For Netanyahu, that could create a political challenge on top of the legal ones he faces. According to Israeli legal precedent, while a prime minister can continue serving under indictment and even while on trial, up until the point of conviction in the country’s highest court, a minister must resign after charges are handed down, and Netanyahu would have to resign if serving as a minister under Gantz.

Regardless of the legal considerations, the president will have to appoint the person he believes has the best chances of building a coalition. And here he is faced with a conundrum: more MKs have recommend Netanyahu for prime minister, but Gantz’s Blue and White is the largest party.

The president has repeatedly stressed that “the will of the people” must be the main basis for his decision. But which candidate better represents that will? The person whom more people directly chose, or the person with the tacit backing of more?

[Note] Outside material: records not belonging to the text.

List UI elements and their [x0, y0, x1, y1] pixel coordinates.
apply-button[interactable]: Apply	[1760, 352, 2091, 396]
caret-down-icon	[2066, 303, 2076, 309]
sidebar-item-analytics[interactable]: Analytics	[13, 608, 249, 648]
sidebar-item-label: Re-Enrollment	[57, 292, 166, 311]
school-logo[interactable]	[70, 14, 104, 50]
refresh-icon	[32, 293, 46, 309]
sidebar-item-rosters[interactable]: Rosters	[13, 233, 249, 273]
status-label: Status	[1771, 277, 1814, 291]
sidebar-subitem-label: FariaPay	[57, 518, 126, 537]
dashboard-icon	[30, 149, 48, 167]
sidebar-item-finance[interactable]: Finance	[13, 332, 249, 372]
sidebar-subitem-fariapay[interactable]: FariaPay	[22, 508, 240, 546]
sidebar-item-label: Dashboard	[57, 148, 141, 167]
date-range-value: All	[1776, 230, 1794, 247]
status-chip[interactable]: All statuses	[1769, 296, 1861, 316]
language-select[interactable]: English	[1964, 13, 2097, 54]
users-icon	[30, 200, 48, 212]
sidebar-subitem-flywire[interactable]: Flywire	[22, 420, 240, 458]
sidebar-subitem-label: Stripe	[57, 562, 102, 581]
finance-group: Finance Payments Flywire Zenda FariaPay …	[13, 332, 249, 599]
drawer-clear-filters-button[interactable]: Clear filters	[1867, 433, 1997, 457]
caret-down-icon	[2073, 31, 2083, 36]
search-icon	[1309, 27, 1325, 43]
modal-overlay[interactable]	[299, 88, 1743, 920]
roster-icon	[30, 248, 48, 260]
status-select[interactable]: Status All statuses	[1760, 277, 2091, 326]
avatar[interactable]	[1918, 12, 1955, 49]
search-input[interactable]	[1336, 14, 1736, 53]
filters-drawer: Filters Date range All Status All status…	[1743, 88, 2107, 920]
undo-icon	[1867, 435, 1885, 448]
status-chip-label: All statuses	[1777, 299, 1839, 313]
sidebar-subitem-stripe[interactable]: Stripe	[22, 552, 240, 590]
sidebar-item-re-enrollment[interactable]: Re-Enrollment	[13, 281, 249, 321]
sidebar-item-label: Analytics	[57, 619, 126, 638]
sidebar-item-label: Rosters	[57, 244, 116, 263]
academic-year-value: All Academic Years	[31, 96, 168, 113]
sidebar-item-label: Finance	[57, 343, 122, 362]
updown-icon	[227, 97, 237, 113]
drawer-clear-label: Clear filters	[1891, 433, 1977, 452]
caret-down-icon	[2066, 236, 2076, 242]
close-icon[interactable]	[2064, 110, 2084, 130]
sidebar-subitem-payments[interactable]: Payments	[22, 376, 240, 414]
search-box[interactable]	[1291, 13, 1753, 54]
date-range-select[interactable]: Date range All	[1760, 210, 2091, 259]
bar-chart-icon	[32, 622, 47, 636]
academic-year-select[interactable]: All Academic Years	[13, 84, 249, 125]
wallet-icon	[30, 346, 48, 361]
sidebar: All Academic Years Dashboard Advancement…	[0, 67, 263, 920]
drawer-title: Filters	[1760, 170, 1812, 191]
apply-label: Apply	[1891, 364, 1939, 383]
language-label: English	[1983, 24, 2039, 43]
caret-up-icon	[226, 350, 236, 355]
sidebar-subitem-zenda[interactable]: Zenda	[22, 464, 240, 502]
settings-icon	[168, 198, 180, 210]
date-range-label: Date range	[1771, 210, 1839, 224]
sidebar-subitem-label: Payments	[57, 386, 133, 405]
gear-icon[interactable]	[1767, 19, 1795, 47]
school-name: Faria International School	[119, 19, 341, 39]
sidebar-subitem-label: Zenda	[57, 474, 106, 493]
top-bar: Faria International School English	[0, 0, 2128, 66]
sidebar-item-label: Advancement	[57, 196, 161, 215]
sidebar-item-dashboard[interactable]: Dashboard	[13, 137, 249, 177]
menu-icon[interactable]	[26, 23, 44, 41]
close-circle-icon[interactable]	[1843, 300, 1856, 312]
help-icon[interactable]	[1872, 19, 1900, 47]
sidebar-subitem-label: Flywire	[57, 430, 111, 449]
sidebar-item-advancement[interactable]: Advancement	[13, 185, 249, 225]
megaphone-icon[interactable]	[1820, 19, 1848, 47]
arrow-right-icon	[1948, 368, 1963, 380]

Rivlin himself has said both options are viable.

“The question is,” he told students in Beit Shemesh before the April election, “what does the president do when there is no majority for a single person? What should he take into account? Perhaps the biggest party? It may be a question of how many MKs support one candidate as opposed to how many support a different candidate, and whether the MK who received the most support has the best chance of persuading others to form a coalition with him.”

For now, Gantz and Netanyahu will be working on persuading Rivlin himself.